The progressors are pretty good in the bumps for cheater GS ski. The 70mm waist helps and they are my shortest ski at 175. I'll pull the trigger on the Soul 7s in October ... I get a work bonus then.


----------



## Abubob (Sep 10, 2013)

wa-loaf said:


> No, just fat.


Ha! That make two of us.



wa-loaf said:


> A certain AZ friendly shop has given me a decent price better than anything online right now.


Doesn't look like you're getting any offers here. I only wish I could help.


----------



## wa-loaf (Sep 23, 2013)

Bump, make me an offer on the Wateas. I'll end up selling them at the Wachusett swap over Columbus day and I'd rather not give them their 20% ...


----------



## Edd (Sep 24, 2013)

The Soul 7 is a gorgeous looking ski.
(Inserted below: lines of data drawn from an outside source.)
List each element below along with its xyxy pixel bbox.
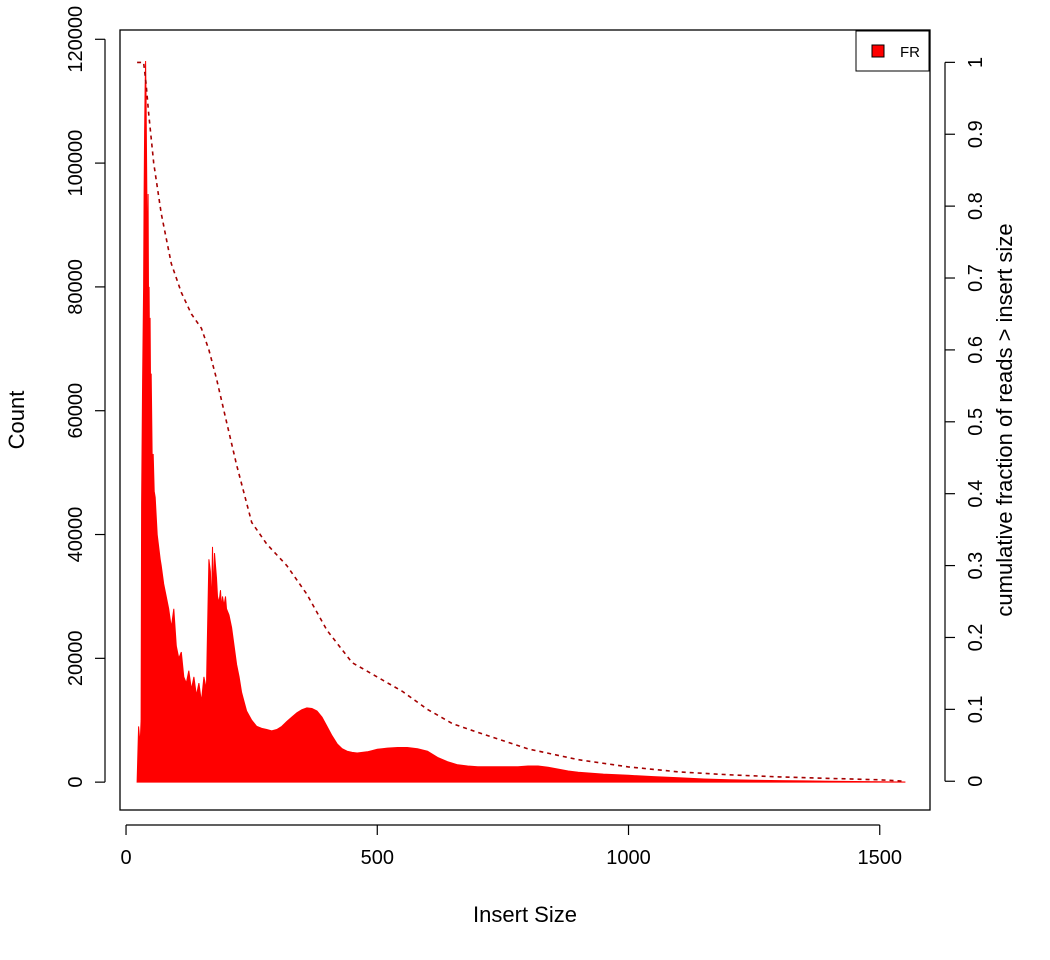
y2-tick-label: 0.6: [965, 336, 987, 364]
y2-tick-label: 0.4: [965, 480, 987, 508]
y2-tick-label: 0.9: [965, 120, 987, 148]
x-axis-title: Insert Size: [473, 902, 577, 927]
y2-tick-label: 0.8: [965, 192, 987, 220]
y2-tick-label: 0: [965, 776, 987, 787]
legend: FR: [855, 30, 930, 72]
x-tick-label: 1500: [858, 847, 903, 869]
y2-tick-label: 1: [965, 57, 987, 68]
legend-label-fr: FR: [900, 44, 920, 61]
x-tick-label: 0: [120, 847, 131, 869]
y-tick-label: 80000: [65, 259, 87, 315]
y-tick-label: 20000: [65, 630, 87, 686]
y-tick-label: 60000: [65, 383, 87, 439]
y2-tick-label: 0.1: [965, 695, 987, 723]
y2-tick-label: 0.7: [965, 264, 987, 292]
y-tick-label: 40000: [65, 507, 87, 563]
histogram-layer: [136, 60, 906, 783]
y2-tick-label: 0.5: [965, 408, 987, 436]
y-tick-label: 0: [65, 777, 87, 788]
y-tick-label: 100000: [65, 130, 87, 197]
y-axis-title: Count: [4, 391, 29, 450]
x-tick-label: 500: [361, 847, 394, 869]
y-tick-label: 120000: [65, 6, 87, 73]
legend-swatch-fr: [871, 44, 885, 58]
cumulative-series-line: [137, 61, 905, 782]
y2-tick-label: 0.2: [965, 624, 987, 652]
x-tick-label: 1000: [606, 847, 651, 869]
axes-layer: 0 500 1000 1500 0 20000 40000 60000 80000 100000 1…: [65, 6, 987, 869]
cumulative-layer: [137, 61, 905, 782]
histogram-series-fr: [136, 60, 906, 783]
y2-axis-title: cumulative fraction of reads > insert si…: [992, 223, 1017, 616]
plot-box: [119, 29, 931, 811]
y2-tick-label: 0.3: [965, 552, 987, 580]
legend-box: [855, 30, 930, 72]
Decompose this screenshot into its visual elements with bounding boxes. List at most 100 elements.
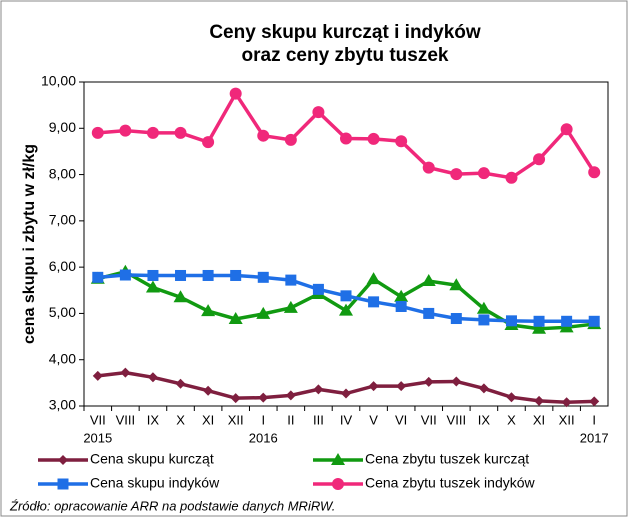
marker <box>394 289 409 302</box>
x-tick-label: IV <box>340 412 353 427</box>
marker <box>451 376 462 387</box>
marker <box>58 455 68 465</box>
x-tick-label: IX <box>147 412 160 427</box>
legend-label: Cena skupu kurcząt <box>90 451 214 467</box>
x-tick-label: XII <box>559 412 575 427</box>
marker <box>313 384 324 395</box>
marker <box>478 383 489 394</box>
marker <box>450 168 463 181</box>
marker <box>283 300 298 313</box>
marker <box>366 272 381 285</box>
y-tick-label: 5,00 <box>49 304 76 320</box>
chart-title: oraz ceny zbytu tuszek <box>242 45 449 66</box>
y-tick-label: 10,00 <box>41 73 76 89</box>
marker <box>92 271 104 283</box>
x-tick-label: VI <box>395 412 407 427</box>
plot-area <box>83 81 609 407</box>
marker <box>423 376 434 387</box>
marker <box>560 123 573 136</box>
legend-label: Cena zbytu tuszek kurcząt <box>365 451 529 467</box>
marker <box>506 392 517 403</box>
marker <box>57 478 69 490</box>
marker <box>174 126 187 139</box>
marker <box>450 313 462 325</box>
x-tick-label: V <box>369 412 378 427</box>
y-tick-label: 4,00 <box>49 350 76 366</box>
marker <box>331 453 345 465</box>
x-tick-label: VII <box>421 412 437 427</box>
marker <box>339 303 353 316</box>
marker <box>340 290 352 302</box>
x-tick-label: IX <box>478 412 491 427</box>
marker <box>395 300 407 312</box>
marker <box>230 269 242 281</box>
x-tick-label: XII <box>228 412 244 427</box>
x-tick-label: VIII <box>447 412 467 427</box>
marker <box>368 381 379 392</box>
marker <box>395 135 408 148</box>
x-tick-label: XI <box>533 412 545 427</box>
marker <box>368 296 380 308</box>
x-tick-label: II <box>287 412 294 427</box>
marker <box>92 370 103 381</box>
marker <box>505 171 518 184</box>
marker <box>422 161 435 174</box>
y-tick-label: 9,00 <box>49 119 76 135</box>
y-axis-label: cena skupu i zbytu w zł/kg <box>21 144 38 344</box>
marker <box>423 307 435 319</box>
marker <box>120 367 131 378</box>
marker <box>532 321 547 334</box>
marker <box>533 153 546 166</box>
y-tick-label: 7,00 <box>49 212 76 228</box>
marker <box>256 306 271 319</box>
year-label: 2016 <box>249 430 278 445</box>
marker <box>175 269 187 281</box>
marker <box>367 132 380 145</box>
marker <box>119 124 132 137</box>
marker <box>257 271 269 283</box>
marker <box>478 314 490 326</box>
source: Źródło: opracowanie ARR na podstawie dan… <box>9 498 335 513</box>
marker <box>396 381 407 392</box>
marker <box>421 274 436 287</box>
marker <box>257 129 270 142</box>
marker <box>505 315 517 327</box>
marker <box>147 372 158 383</box>
x-tick-label: VII <box>90 412 106 427</box>
marker <box>258 392 269 403</box>
marker <box>202 269 214 281</box>
marker <box>145 280 160 293</box>
marker <box>561 397 572 408</box>
x-tick-label: X <box>507 412 516 427</box>
marker <box>228 311 243 324</box>
marker <box>230 393 241 404</box>
y-tick-label: 8,00 <box>49 165 76 181</box>
marker <box>147 269 159 281</box>
marker <box>449 278 464 291</box>
marker <box>285 274 297 286</box>
marker <box>476 301 491 314</box>
marker <box>561 315 573 327</box>
x-tick-label: XI <box>202 412 214 427</box>
x-tick-label: VIII <box>116 412 136 427</box>
marker <box>534 395 545 406</box>
y-tick-label: 6,00 <box>49 258 76 274</box>
x-tick-label: III <box>313 412 324 427</box>
y-tick-label: 3,00 <box>49 397 76 413</box>
x-tick-label: I <box>592 412 596 427</box>
marker <box>312 283 324 295</box>
marker <box>332 478 344 490</box>
chart-title: Ceny skupu kurcząt i indyków <box>209 22 481 43</box>
x-tick-label: X <box>176 412 185 427</box>
marker <box>203 385 214 396</box>
marker <box>341 388 351 399</box>
marker <box>202 136 215 149</box>
marker <box>201 304 216 317</box>
marker <box>119 269 131 281</box>
marker <box>588 315 600 327</box>
marker <box>477 167 490 180</box>
marker <box>312 106 325 119</box>
x-tick-label: I <box>261 412 265 427</box>
year-label: 2017 <box>580 430 609 445</box>
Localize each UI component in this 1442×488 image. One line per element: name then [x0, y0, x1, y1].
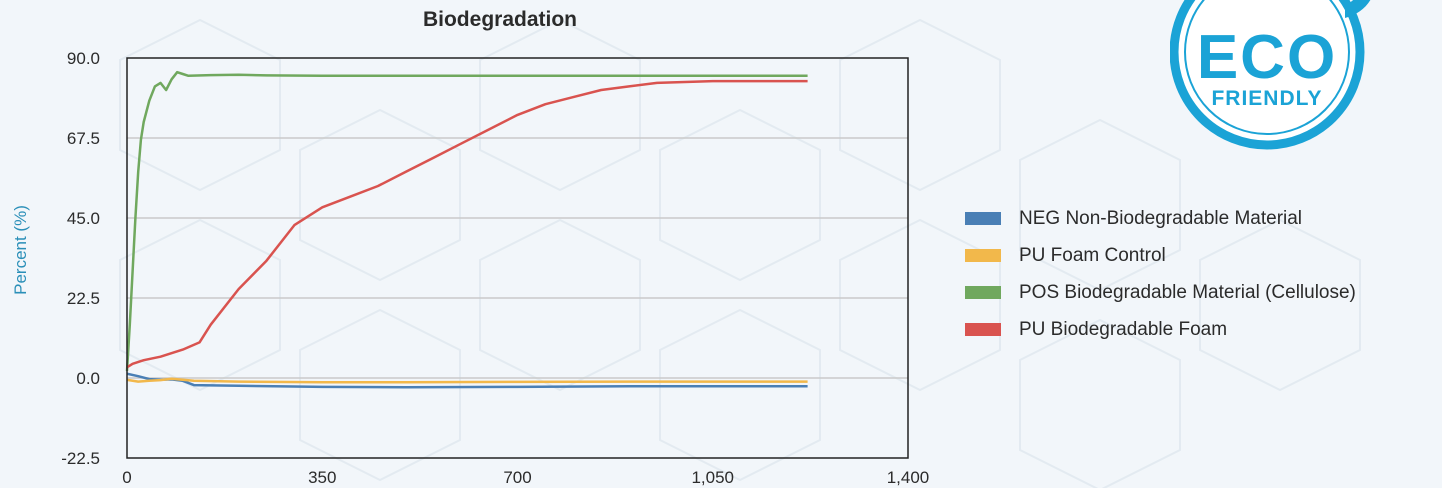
legend-label: POS Biodegradable Material (Cellulose) — [1019, 281, 1356, 303]
y-tick-label: 90.0 — [67, 49, 100, 68]
y-tick-labels: 90.0 67.5 45.0 22.5 0.0 -22.5 — [61, 49, 100, 468]
gridlines — [127, 137, 908, 379]
badge-line1: ECO — [1197, 23, 1337, 92]
legend-swatch — [965, 249, 1001, 262]
legend-label: PU Biodegradable Foam — [1019, 318, 1228, 340]
series-line-2 — [125, 70, 808, 371]
legend-item-neg: NEG Non-Biodegradable Material — [965, 200, 1356, 237]
legend-swatch — [965, 286, 1001, 299]
eco-friendly-badge-icon: ECO FRIENDLY — [1170, 0, 1371, 150]
badge-line2: FRIENDLY — [1211, 87, 1322, 110]
legend-item-pu-control: PU Foam Control — [965, 237, 1356, 274]
y-tick-label: 0.0 — [76, 369, 100, 388]
x-tick-label: 700 — [503, 468, 531, 487]
legend-item-pu-biodegradable: PU Biodegradable Foam — [965, 311, 1356, 348]
series-line-3 — [126, 79, 808, 369]
x-tick-label: 1,400 — [887, 468, 930, 487]
chart-title: Biodegradation — [422, 8, 577, 31]
legend: NEG Non-Biodegradable Material PU Foam C… — [965, 200, 1356, 348]
series-lines — [125, 70, 808, 389]
y-tick-label: 67.5 — [67, 129, 100, 148]
legend-item-pos: POS Biodegradable Material (Cellulose) — [965, 274, 1356, 311]
y-tick-label: 22.5 — [67, 289, 100, 308]
plot-frame — [126, 57, 909, 459]
y-axis-label: Percent (%) — [11, 205, 30, 295]
legend-label: NEG Non-Biodegradable Material — [1019, 207, 1303, 229]
x-tick-labels: 0 350 700 1,050 1,400 — [122, 468, 929, 487]
legend-label: PU Foam Control — [1019, 244, 1166, 266]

I'd like to get a dedicated powder board; something softer than my K2 Hardsides.


----------



## wa-loaf (Oct 12, 2013)

Racetigers are sold!


----------



## wa-loaf (Oct 14, 2013)

$300 for the Wateas!


----------



## ScottySkis (Oct 15, 2013)

wa-loaf said:


> $300 for the Wateas!



Can you shorten them with a chain saw lol.


----------



## wa-loaf (Oct 15, 2013)

Scotty said:


> Can you shorten them with a chain saw lol.



If you buy them you can do whatever you want with them ...


----------



## wa-loaf (Oct 22, 2013)

$300! Daddy bought a new pair of skis and wants to pay for them. A new pair of Dukes will cost you $400+!


----------



## Abubob (Oct 22, 2013)

If I hadn't bought Snowmonster's skis I'd definitely consider these. While the Watea's might be a bit long for me but it would be nice to have a newer backcountry pair of skis. Best I can say is if you haven't sold them by next season I'll be interested then. I have a feeling they'll be long gone by then though. It's a sweet set-up.


----------